These little narratives, which are certainly interesting if true—as they are not—are good examples of the failure to exercise what may be called the common-sense of science.

Extraordinary indeed are the foolish things that used to be told of birds by men apparently wise and observant in other, even kindred, matters. Isaak Walton,[[40]] for example, so well informed as to fish, seemed to swallow falsities about other animals as readily as did the gudgeon Isaak’s bait. He writes in one place, after quoting some very mistaken remarks about grasshoppers, that “this may be believed if we consider that when the raven hath hatched her eggs she takes no further care, but leaves her young ones to the care of the God of Nature, who is said in the Psalms ‘to feed the young that call upon him.’ And they be kept alive, and fed by a dew, or worms that breed in their nests, or some other ways that we mortals know not.”

The origin of this is plain. The ancient Jews told one another that ravens left their fledglings to survive by chance, not feeding them as other birds did. This is manifested in several places in the Bible, as in the 147th Psalm: “He giveth to the beast his food and to the young ravens which cry”; but this absurd notion is far older, no doubt, than the Psalms. Aristotle[[41]] mentions that in Scythia—a terra incognita where, in the minds of the Greeks, anything might happen—“there is a kind of bird as big as a bustard, which ... does not sit upon its eggs, but hides them in the skin of a hare or fox,” and then watches them from a neighboring perch. Readers may guess at the reality, if any, behind this. Aristotle seems to have accepted it as a fact, for he goes on to describe how certain birds of prey are equally devoid of parental sense of duty; but we cannot be sure what species are referred to, despite the names used in Cresswell’s translation of the History of Animals, as follows:

The bird called asprey ... feeds both its young and those of the eagle ... for the eagle turns out its young ... before the proper time, when they still require feeding and are unable to fly. The eagle appears to eject its young from the nest from envy ... and strikes them. When they are turned out they begin to scream, and the phene comes and takes them up.

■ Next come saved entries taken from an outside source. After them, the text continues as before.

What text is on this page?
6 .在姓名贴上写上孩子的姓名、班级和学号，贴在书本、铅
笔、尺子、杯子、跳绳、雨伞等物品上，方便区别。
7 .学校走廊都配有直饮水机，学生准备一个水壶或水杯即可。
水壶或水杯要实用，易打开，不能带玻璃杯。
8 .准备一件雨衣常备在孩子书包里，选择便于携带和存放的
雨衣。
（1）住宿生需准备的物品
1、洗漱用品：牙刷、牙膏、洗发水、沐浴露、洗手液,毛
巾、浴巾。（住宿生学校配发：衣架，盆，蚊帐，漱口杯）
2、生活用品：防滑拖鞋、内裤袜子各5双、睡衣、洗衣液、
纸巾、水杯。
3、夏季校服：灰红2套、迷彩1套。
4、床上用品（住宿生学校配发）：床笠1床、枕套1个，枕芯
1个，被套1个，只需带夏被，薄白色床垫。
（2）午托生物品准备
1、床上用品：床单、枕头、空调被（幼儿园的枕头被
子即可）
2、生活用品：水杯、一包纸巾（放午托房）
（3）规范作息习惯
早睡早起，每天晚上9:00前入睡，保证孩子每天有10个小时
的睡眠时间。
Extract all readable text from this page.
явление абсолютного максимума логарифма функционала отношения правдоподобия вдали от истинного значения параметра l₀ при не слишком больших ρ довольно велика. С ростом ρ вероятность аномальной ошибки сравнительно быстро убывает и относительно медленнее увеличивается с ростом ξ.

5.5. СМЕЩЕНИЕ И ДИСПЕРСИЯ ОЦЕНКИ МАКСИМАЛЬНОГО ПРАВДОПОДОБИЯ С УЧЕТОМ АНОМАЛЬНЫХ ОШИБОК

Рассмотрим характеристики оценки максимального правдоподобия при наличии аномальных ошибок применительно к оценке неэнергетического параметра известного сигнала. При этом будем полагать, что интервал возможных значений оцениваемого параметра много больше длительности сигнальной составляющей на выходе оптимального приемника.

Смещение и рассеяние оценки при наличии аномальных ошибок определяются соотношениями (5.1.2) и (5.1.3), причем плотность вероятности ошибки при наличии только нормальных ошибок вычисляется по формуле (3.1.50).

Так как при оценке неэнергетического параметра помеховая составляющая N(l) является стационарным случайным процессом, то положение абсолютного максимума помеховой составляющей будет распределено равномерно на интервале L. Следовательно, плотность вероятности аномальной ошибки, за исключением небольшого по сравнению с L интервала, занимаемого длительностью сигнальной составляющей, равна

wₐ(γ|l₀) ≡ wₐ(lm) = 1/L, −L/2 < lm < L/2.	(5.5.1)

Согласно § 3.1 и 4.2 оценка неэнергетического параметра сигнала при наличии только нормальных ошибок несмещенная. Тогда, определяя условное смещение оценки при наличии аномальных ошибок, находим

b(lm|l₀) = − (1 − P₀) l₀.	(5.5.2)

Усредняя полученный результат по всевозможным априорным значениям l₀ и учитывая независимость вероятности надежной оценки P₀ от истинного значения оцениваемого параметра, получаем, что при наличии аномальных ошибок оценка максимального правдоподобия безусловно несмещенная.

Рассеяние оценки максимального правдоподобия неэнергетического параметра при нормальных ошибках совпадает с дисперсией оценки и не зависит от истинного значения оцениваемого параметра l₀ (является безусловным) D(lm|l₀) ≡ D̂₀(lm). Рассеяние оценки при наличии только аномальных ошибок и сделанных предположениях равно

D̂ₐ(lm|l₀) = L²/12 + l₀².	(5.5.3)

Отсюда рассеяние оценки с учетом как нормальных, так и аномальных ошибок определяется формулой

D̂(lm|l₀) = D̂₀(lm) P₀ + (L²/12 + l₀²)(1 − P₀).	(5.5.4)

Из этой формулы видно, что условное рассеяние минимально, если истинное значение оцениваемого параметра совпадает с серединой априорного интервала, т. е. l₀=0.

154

Why so strange notions of maternal care in birds should ever have gained credence in the face of daily observation of the solicitude of every creature for its young, is one of the puzzles of history, but that they were widespread is certain, and also that they persisted in folklore down to the time when, at the dawn of the Renaissance, observation and research began to replace blind confidence in ancient lore. Thus J. E. Harting,[[42]] in his well-known treatise on the natural history in Shakespeare, quotes from a Latin folio of 1582 in support of his statement that “it was certainly a current belief in olden times that when the raven saw its young newly hatched, and covered with down, it conceived such an aversion that it forsook them, and did not return to its nest until a darker plumage showed itself.”

Ravens have quite enough sins to answer for and calumnies to live down without adding to the list this murderous absurdity, contrary to the very first law of bird-nature. Nevertheless the poets, as usual, take advantage of the thought (for its moral picturesqueness, I suppose), as witness Burns’s lines in The Cotter’s Saturday Night

That he who stills the raven’s clamorous nest


Would in the way his wisdom sees the best,

For them and for their little ones provide.